Biggest U.S. banks face new round of so-called stress tests!
WASHINGTON - November 17, 2010 - The nation's largest banks must undergo new "stress tests" to show they can weather another recession, and the Federal Reserve said those that pass can boost dividends paid to investors.
Banks would need to show the Fed's bank examiners that they're in good financial health and that they have adequate capital to absorb potential losses over the next two years.
The Fed oversees Wall Street's biggest banks, including Citigroup Inc., Bank of America Corp., JPMorgan Chase & Co., and Wells Fargo & Co.
Banks have to file plans with the Fed showing that they would have sufficient capital cushions to cover any losses under different economic scenarios - including if the economy were to fall back into a recession, Fed officials said.
All the 19 largest banks overseen by the Fed must file the plans by January 7, 2011 - even if they don't intend to increase their dividend payments.
The upcoming stress tests are a key part of the Fed's efforts to make sure that banks - and the entire financial system - are stable.

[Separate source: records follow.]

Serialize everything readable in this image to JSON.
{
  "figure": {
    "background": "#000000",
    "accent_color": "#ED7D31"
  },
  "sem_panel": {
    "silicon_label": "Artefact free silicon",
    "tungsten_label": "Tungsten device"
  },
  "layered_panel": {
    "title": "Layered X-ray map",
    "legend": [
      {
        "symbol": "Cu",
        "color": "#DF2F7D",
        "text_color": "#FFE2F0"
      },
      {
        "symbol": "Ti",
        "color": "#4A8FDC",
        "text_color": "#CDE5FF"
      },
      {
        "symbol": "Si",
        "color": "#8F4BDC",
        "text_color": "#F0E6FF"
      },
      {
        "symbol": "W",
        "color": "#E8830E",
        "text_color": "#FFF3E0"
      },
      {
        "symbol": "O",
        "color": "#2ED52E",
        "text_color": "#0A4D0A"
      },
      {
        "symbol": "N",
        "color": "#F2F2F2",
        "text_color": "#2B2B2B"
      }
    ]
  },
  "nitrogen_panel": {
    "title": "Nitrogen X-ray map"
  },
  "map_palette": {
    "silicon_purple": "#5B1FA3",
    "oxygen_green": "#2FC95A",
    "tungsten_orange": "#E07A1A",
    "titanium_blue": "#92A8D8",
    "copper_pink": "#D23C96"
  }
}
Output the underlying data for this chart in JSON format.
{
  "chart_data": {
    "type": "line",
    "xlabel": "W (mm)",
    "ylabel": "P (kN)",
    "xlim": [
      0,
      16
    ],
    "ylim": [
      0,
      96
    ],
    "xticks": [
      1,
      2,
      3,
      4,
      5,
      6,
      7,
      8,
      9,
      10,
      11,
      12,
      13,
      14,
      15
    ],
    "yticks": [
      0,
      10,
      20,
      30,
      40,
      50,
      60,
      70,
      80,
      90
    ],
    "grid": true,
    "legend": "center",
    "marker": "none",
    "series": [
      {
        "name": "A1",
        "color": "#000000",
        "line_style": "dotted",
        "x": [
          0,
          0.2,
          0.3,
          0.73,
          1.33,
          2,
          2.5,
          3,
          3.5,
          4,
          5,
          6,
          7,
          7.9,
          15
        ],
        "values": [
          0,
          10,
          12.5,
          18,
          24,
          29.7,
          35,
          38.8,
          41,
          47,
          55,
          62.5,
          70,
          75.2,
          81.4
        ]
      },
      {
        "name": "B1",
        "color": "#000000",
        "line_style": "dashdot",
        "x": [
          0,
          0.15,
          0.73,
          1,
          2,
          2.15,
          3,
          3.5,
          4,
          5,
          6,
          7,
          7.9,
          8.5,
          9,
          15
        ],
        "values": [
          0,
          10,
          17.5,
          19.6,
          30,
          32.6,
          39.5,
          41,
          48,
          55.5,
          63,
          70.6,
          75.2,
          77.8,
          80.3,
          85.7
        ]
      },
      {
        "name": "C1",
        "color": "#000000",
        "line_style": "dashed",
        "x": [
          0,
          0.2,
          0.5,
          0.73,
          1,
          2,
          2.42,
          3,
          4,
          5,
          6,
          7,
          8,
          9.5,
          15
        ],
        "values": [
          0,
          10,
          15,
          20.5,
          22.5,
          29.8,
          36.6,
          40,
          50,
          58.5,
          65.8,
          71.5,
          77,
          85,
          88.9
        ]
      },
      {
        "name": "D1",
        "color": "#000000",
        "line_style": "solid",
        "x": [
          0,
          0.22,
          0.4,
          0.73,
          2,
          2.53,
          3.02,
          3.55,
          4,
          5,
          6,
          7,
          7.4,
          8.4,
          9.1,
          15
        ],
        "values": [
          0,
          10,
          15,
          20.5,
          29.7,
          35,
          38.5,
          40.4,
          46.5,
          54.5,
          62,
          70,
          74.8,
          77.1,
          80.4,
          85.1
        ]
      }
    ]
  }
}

The safety and soundness of the banking system are important for the economy's health.
Banks that don't pass the stress tests will have to take steps to raise new capital to build up their cushions.

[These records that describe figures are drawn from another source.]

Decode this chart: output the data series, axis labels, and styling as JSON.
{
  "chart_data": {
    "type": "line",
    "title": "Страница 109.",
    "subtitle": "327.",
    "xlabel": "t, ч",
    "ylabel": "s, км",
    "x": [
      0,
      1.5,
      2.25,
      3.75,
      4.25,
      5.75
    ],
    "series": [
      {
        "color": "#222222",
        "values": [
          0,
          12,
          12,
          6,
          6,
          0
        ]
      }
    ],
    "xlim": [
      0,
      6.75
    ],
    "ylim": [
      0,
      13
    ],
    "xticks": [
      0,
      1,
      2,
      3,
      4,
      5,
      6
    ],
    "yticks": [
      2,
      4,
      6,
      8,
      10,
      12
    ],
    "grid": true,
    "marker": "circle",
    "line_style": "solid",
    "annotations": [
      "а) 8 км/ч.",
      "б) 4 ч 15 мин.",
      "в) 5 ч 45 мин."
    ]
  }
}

On Wall Street, banks' stock prices tumbled after the Fed released the guidelines. Bank of America dropped 2.7%. Wells Fargo fell 1.2%, JPMorgan Chase declined 1.1% and Citigroup slid 0.7%.
The Fed's first stress tests were conducted in 2009 as the country was still reeling from the worst Depression and financial crisis since the 1930s. Those results were made public in a move to boost confidence in the then-fragile U.S. banking system. The results of the upcoming exams, however, won't be made public, Fed officials said. That's in line with banking regulators' long tradition of keeping such information confidential.
Banks wanting to boost their dividends also would need to show the Fed they have a plan to comply with stricter global capital requirements recently agreed to in Basel, Switzerland.
Additionally, banks would need to repay the federal government any bailout money received during the financial crisis before they could boost their dividend payments.